Presenta entre sus objetivos el de proteger la integridad física y psíquica de las personas, fomentar la concordancia entre el desarrollo de neurotecnologías e investigación médica-clínica con principios éticos y garantizar la información a usuarios de neurotecnologías sobre sus posibles efectos negativos. Inmediatamente después da una serie de definiciones, cuestionadas por la asociación.

El título II menciona las medidas para proteger la integridad y privacidad mental. En su articulado se prohíbe cualquier intromisión o forma de intervención de conexiones neuronales o intrusión a nivel cerebral, mediante el uso de neurotecnología, interfaz cerebro-computadora o cualquier otro sistema o dispositivo que no tenga consentimiento libre, expreso e informado del usuario”. Señala también formularios de consentimiento, recopilación y almacenaiento de datos.
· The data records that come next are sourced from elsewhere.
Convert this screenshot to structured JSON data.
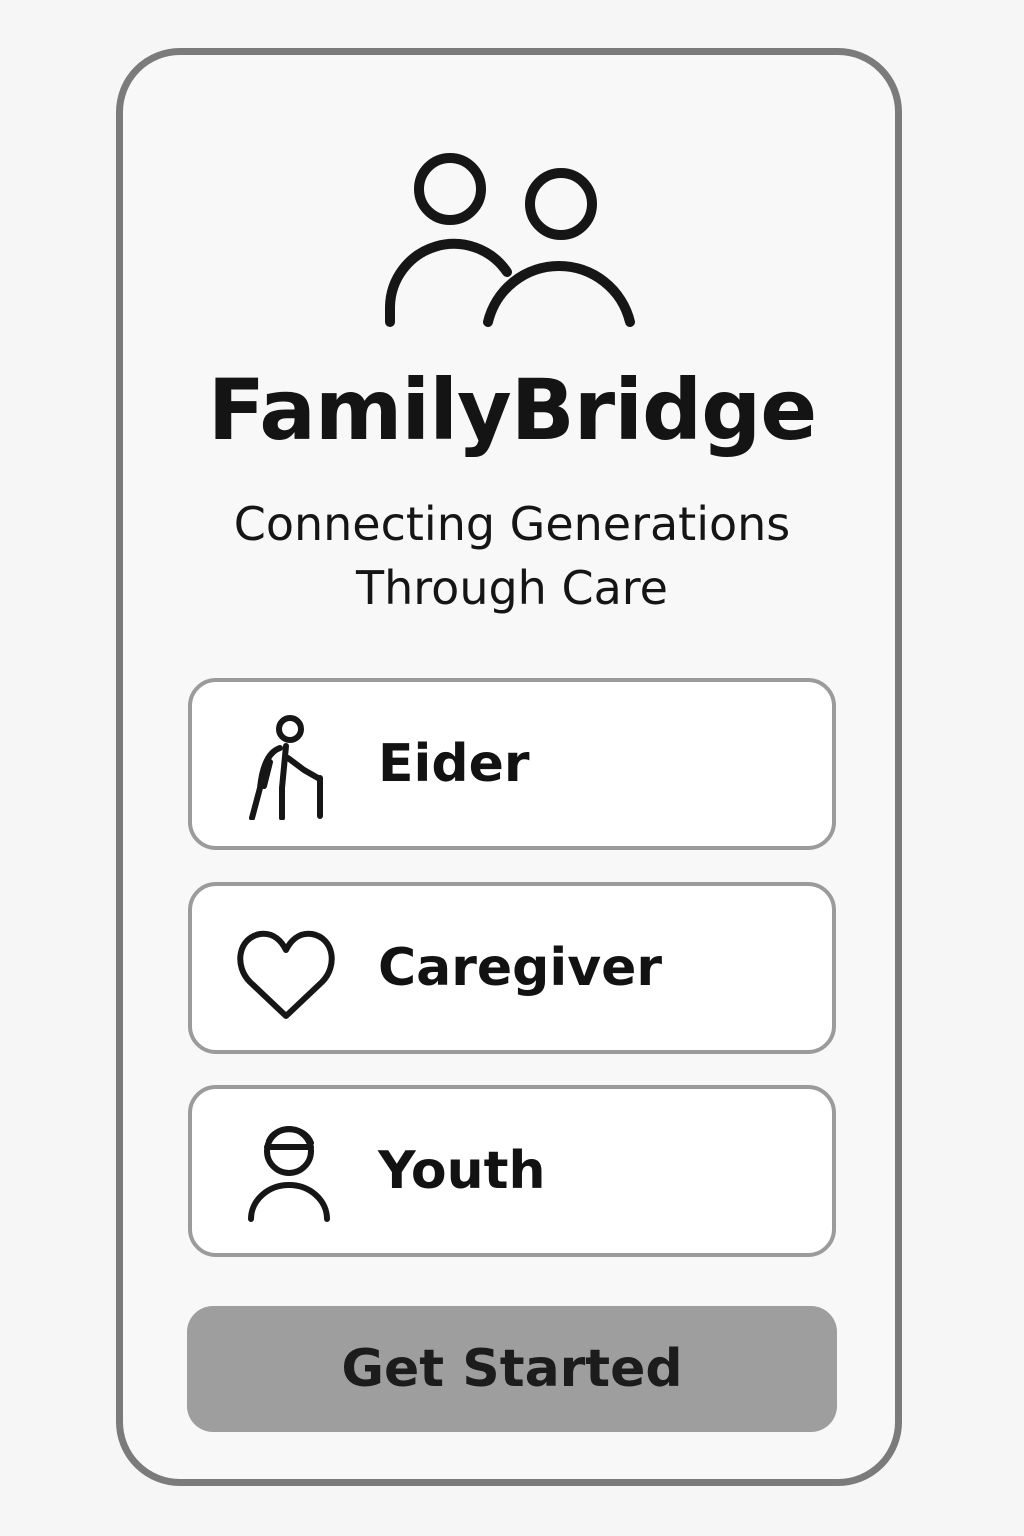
{
  "app": {
    "title": "FamilyBridge",
    "tagline_line1": "Connecting Generations",
    "tagline_line2": "Through Care"
  },
  "logo": {
    "icon": "two-people-icon"
  },
  "roles": [
    {
      "id": "elder",
      "label": "Eider",
      "icon": "elder-with-cane-icon"
    },
    {
      "id": "caregiver",
      "label": "Caregiver",
      "icon": "heart-icon"
    },
    {
      "id": "youth",
      "label": "Youth",
      "icon": "youth-person-icon"
    }
  ],
  "cta": {
    "label": "Get Started"
  },
  "colors": {
    "background": "#f6f6f6",
    "frame_border": "#7b7b7b",
    "option_border": "#9b9b9b",
    "button_fill": "#9e9e9e",
    "text": "#111111"
  }
}
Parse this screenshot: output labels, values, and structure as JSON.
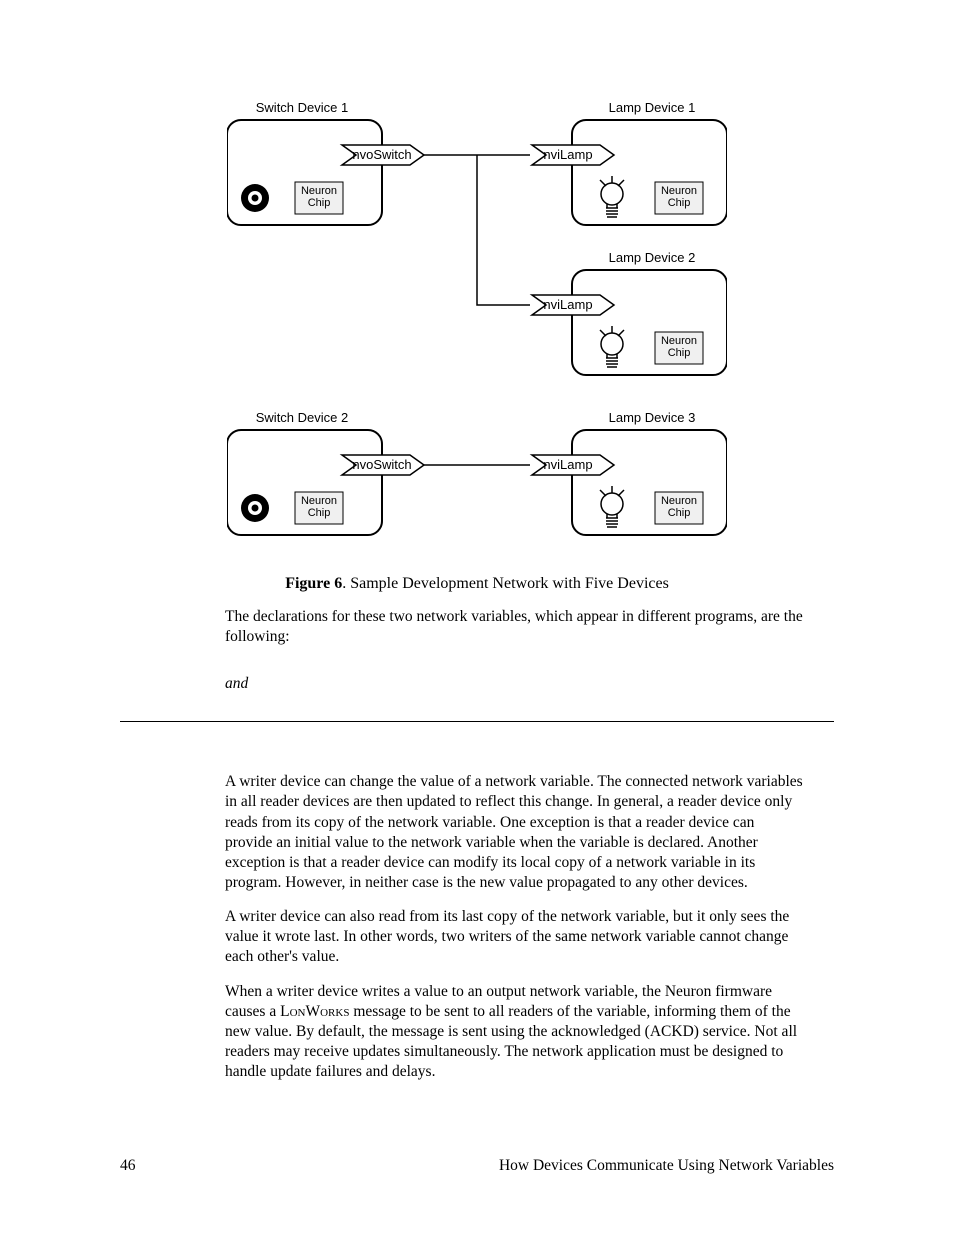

El último título propone expresamente que cualquier avance científico en la materia tendrá como límite “las garantías fundamentales, en especial la integridad física y psíquica de las personas”, y señala al Estado como el responsable de velar por la promoción y acceso equitativo a los avances que se generen, así como de propender el desarrollo de una investigación beneficiosa que generen oportunidades “socialmente deseables”.

La respuesta inmediata al pedido de ampliar el debate de ALAI fue que existe obligación legal de analizar el texto que ya fue despachado por el Senado, por lo que se le dará continuidad aportando las modificaciones que se consideren pertinentes. Justo antes, Echeberría señaló que como “plan B o C” –el A es ampliar el tiempo de discusión–, ALAI está dispuesta a presentar sugerencias específicas para “mitigar los problemas que tiene”. El debate continuará.